Командир третьего взвода и сам придумал такой план. Он послал Филю за разрешением, но тот не дошёл. Квашнин оставил десяток автоматчиков напротив машины Рябцева и своей властью присоединил к рокоссовцам разведчиков из первого взвода. Сделав крюк по чаще, этот отряд перешёл дорогу, влез по склону и ударил во фланг и тыл японцев.
- «Миги-э» кричат, слышите? Направо, значит, - переводил Коркин далёкие команды майору.
«В голову заходят», - понял майор. – «Наш левый фланг обходят. Стойкие, но… не знают, сколько нас».
Вдруг, ещё далеко, со стороны села, замелькал свет фар, донёсся гул моторов и выстрелы.

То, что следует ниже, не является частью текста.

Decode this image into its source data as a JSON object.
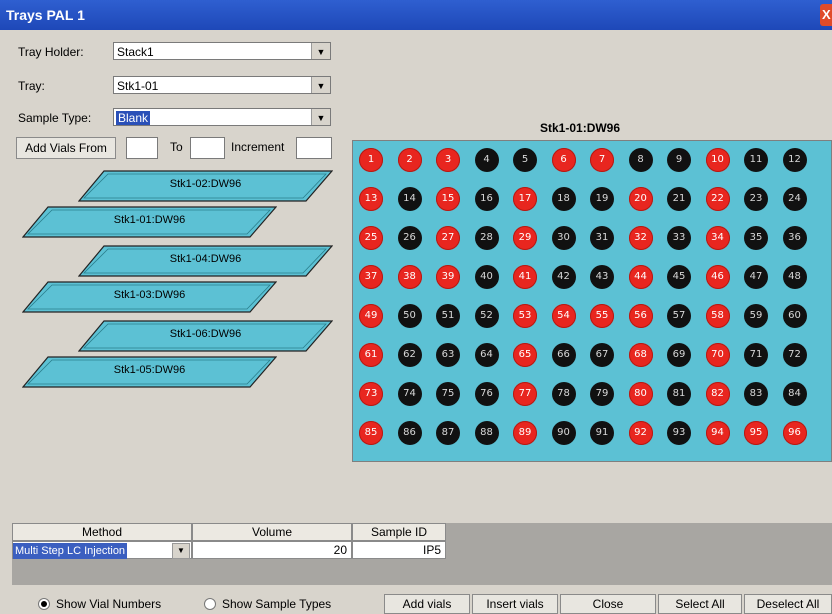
{
  "window": {
    "title": "Trays PAL 1",
    "close_glyph": "X"
  },
  "form": {
    "tray_holder_label": "Tray Holder:",
    "tray_holder_value": "Stack1",
    "tray_label": "Tray:",
    "tray_value": "Stk1-01",
    "sample_type_label": "Sample Type:",
    "sample_type_value": "Blank",
    "add_vials_from_label": "Add Vials From",
    "to_label": "To",
    "increment_label": "Increment",
    "from_value": "",
    "to_value": "",
    "increment_value": ""
  },
  "trays": [
    {
      "label": "Stk1-02:DW96"
    },
    {
      "label": "Stk1-01:DW96"
    },
    {
      "label": "Stk1-04:DW96"
    },
    {
      "label": "Stk1-03:DW96"
    },
    {
      "label": "Stk1-06:DW96"
    },
    {
      "label": "Stk1-05:DW96"
    }
  ],
  "plate": {
    "title": "Stk1-01:DW96",
    "colors": {
      "red": "#e8261f",
      "black": "#111111",
      "background": "#5cc1d4"
    },
    "red_vials": [
      1,
      2,
      3,
      6,
      7,
      10,
      13,
      15,
      17,
      20,
      22,
      25,
      27,
      29,
      32,
      34,
      37,
      38,
      39,
      41,
      44,
      46,
      49,
      53,
      54,
      55,
      56,
      58,
      61,
      65,
      68,
      70,
      73,
      77,
      80,
      82,
      85,
      89,
      92,
      94,
      95,
      96
    ]
  },
  "table": {
    "headers": [
      "Method",
      "Volume",
      "Sample ID"
    ],
    "row": {
      "method": "Multi Step LC Injection",
      "volume": "20",
      "sample_id": "IP5"
    }
  },
  "footer": {
    "show_vial_numbers": "Show Vial Numbers",
    "show_sample_types": "Show Sample Types",
    "add_vials": "Add vials",
    "insert_vials": "Insert vials",
    "close": "Close",
    "select_all": "Select All",
    "deselect_all": "Deselect All"
  }
}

- Помощь идёт, - спокойно сказал майор, будто так и ожидал. – Конец кегельбану.
- «Назад» кричат, - уловил Коркин. – Вот опять: «усиро-э».
- Усрались то есть, - перевёл майор; поднялся из-за груды камней и пошёл к «форду».
Рассветало; первый взвод и «женское отделение» увидели, что ночью топтались по трупам японцев. По грязным, без оружия и знаков различия, многие без ремней, кое-кто и без ботинок. Запах разложения усиливался, но белые соцветия спиреи тут были не при чём.
Среди них лежали тела красноармейцев; кое-кто был ещё жив.